Les records d’affluence dans les gares et les trains de l’Hexagone n’ont pas suffi pour réaliser une année 2023 encore meilleure que la précédente. Il est vrai que l’année 2022 avait été exceptionnelle avec un résultat net de 2,4 milliards d'euros et un chiffre d'affaires à 41,5 milliards d’euros. Pour 2023, le chiffre d’affaires progresse légèrement à 41,8 milliards d’euros et le bénéfice net est quasiment divisé par deux à 1,3 milliard d’euros. Il ne faut toutefois pas faire la fine bouche car il fut un temps où les dirigeants de la SNCF auraient rêvé d’un tel résultat.
D’ailleurs, mercredi 28 février 2024, au siège de Saint-Denis, lors de la présentation des résultats annuels à la presse, le PDG du groupe SNCF, Jean-Pierre Farandou, s’est réjoui de cette nouvelle tendance. «Le groupe est dans le vert pour la troisième année consécutive. Nous ne sommes pas habitués. Et cet argent sert largement aux Français car l'investissons dans le ferroviaire [trains, gares, infrastructures, salaires des cheminots, ndlr]. » En effet, en 2023, la SNCF a battu un record : 10,6 milliards d’euros d’investissements malgré un endettement en recul (-200 millions d’euros). Et elle prévoit d’atteindre les 11 milliards en 2024.
Les premiers TGV-M à l’été 2025
Si les résultats sont plus modestes que l’année précédente, la fréquentation des TGV a encore augmenté de 4% sur un an et celle des TER de 8%. D’ailleurs SNCF Voyageurs et Keolis ont été les locomotives du groupe avec des chiffres d’affaires en hausse de respectivement de +10,4% et +6,6%. Mais la rançon du succès est le manque de trains à grande vitesse. «Nous manquons des ventes car nous faisons rouler nos trains au maximum, regrette Jean-Pierre Farandou. Alstom devait nous livrer les TGV-M à partir de 2023, puis ils devaient entrer en service pour les Jeux Olympiques. Maintenant, il nous annonce les premières rames pour l’été 2025.» A l’automne dernier, le constructeur français s’était engagé à mettre en service les premières rames début 2025. Les retards continuent à s’accumuler… Les pénalités risquent de ne pas améliorer les finances d’Alstom.

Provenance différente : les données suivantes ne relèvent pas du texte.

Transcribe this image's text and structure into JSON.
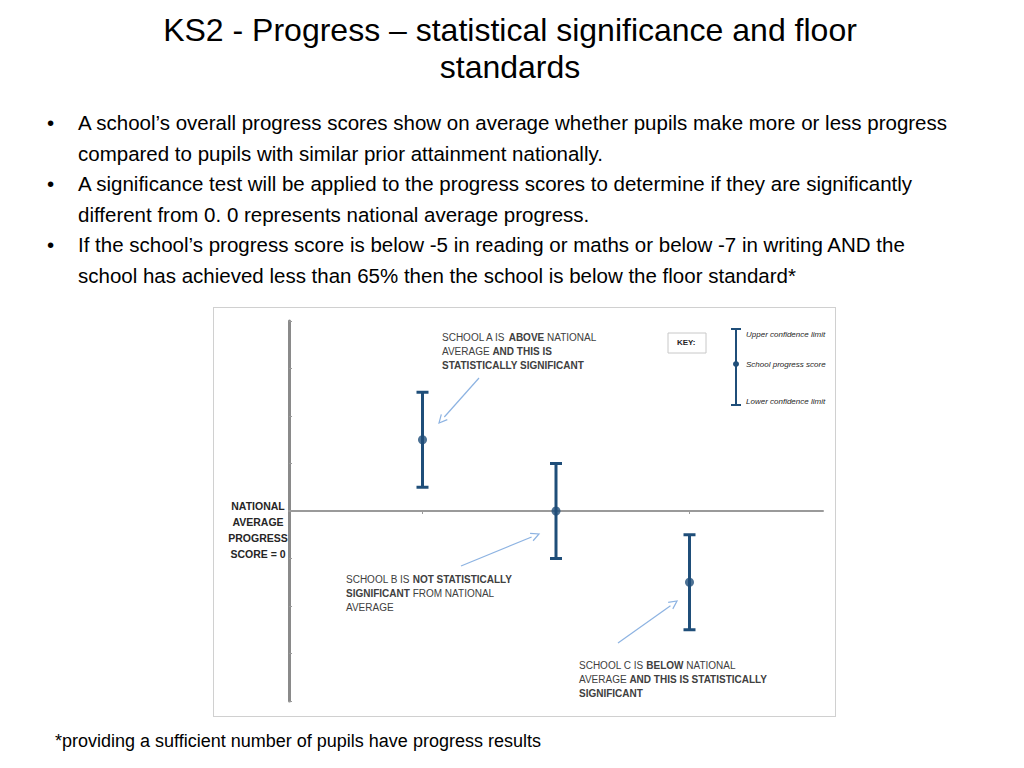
{
  "title": "KS2 - Progress – statistical significance and floor standards",
  "bullets": [
    "A school’s overall progress scores show on average whether pupils make more or less progress compared to pupils with similar prior attainment nationally.",
    "A significance test will be applied to the progress scores to determine if they are significantly different from 0. 0 represents national average progress.",
    "If the school’s progress score is below -5 in reading or maths or below -7 in writing AND the school has achieved less than 65% then the school is below the floor standard*"
  ],
  "footnote": "*providing a sufficient number of pupils have progress results",
  "chart_data": {
    "type": "scatter",
    "x": [
      1,
      2,
      3
    ],
    "xlim": [
      0,
      4
    ],
    "xticks": [
      1,
      2,
      3
    ],
    "ylim": [
      -4,
      4
    ],
    "yticks": [
      -4,
      -3,
      -2,
      -1,
      0,
      1,
      2,
      3,
      4
    ],
    "values": [
      1.5,
      0,
      -1.5
    ],
    "lower": [
      0.5,
      -1,
      -2.5
    ],
    "upper": [
      2.5,
      1,
      -0.5
    ],
    "color": "#1f4e79",
    "grid": false,
    "tick_labels": false,
    "y_label": [
      "NATIONAL",
      "AVERAGE",
      "PROGRESS",
      "SCORE = 0"
    ],
    "annotations": [
      {
        "lines": [
          "SCHOOL A IS ABOVE NATIONAL",
          "AVERAGE AND THIS IS",
          "STATISTICALLY SIGNIFICANT"
        ],
        "bold": [
          "ABOVE",
          "AND THIS IS",
          "STATISTICALLY SIGNIFICANT"
        ]
      },
      {
        "lines": [
          "SCHOOL B IS NOT STATISTICALLY",
          "SIGNIFICANT FROM NATIONAL",
          "AVERAGE"
        ],
        "bold": [
          "NOT STATISTICALLY",
          "SIGNIFICANT"
        ]
      },
      {
        "lines": [
          "SCHOOL C IS BELOW NATIONAL",
          "AVERAGE AND THIS IS STATISTICALLY",
          "SIGNIFICANT"
        ],
        "bold": [
          "BELOW",
          "AND THIS IS STATISTICALLY",
          "SIGNIFICANT"
        ]
      }
    ],
    "key": {
      "title": "KEY:",
      "upper": "Upper confidence limit",
      "point": "School progress score",
      "lower": "Lower confidence limit"
    }
  }
}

L’impact limité des grèves contre la réforme des retraites
Quant à la baisse modeste des résultats, notamment l’Ebitda qui passe de 6,6 à 6,4 milliards d’euros, «elle est en partie liée au mouvement de grève contre la réforme des retraites à hauteur de 350 millions d’euros, selon Laurent Trevisani, directeur général délégué à la stratégie et aux finances du groupe SNCF. Quant à l’impact de l’inflation [énergie, achats, salaires, Ndlr] il a été compensé par le plan de performance.» Ce dernier représente 700 millions d’euros d’économies, davantage que les objectifs fixés.
Les grèves sont liées à la réforme des retraites décrétée par le gouvernement Borne qui a aussi imposé à l’opérateur de transport de limiter les hausses de tarifs sur les billets, notamment pour les TGV Ouigo et les Trains d’équilibre du territoire (TET, ou ex-Intercités). Et la direction a profité de la bonne santé du groupe pour maintenir le pouvoir d’achat de ses salariés avec des augmentations des salaires de 17% entre 2022 et 2024.
Geodis, de locomotive à wagon de queue
Un secteur a particulièrement souffert de la conjoncture économique, c’est le transport de marchandises et la logistique. Geodis qui a avait enregistré des résultats exceptionnels à la sortie de la crise du Covid-19 est retombé sur Terre. Le chiffre d’affaires a reculé de 21,6% revenant à la situation d’avant pandémie mais le logisticien conserve un Ebitda proche de 10%. «Tout le secteur de la logistique est touché par la baisse des volumes et des taux de fret», rappelle Laurent Trevisani.
Au total, la SNCF traverse la mauvaise conjoncture économique avec résilience, ce qui n’aurait sans doute pas été le cas il y a quelques années. Elle continue à recruter et cette année encore, le solde des effectifs sera positif (comme en 2023). Son engagement dans la transition écologique est reconnu par trois agences de notation extra-financières qui ont relevé sa note. La baisse de la consommation énergétique a atteint 7% en 2023. «Nous avons créé en juillet dernier SNCF Renouvelables et nous visons l’autosuffisance énergétique en 2050, rappelle Jean-Pierre Farandou qui ne sait toujours pas s’il sera prolongé en mai prochain après l’Assemblée générale. Je veux bien continuer mais la décision ne m’appartient pas». Le message est lancé à l’intention du gouvernement qui ne semble pas pressé de donner sa réponse.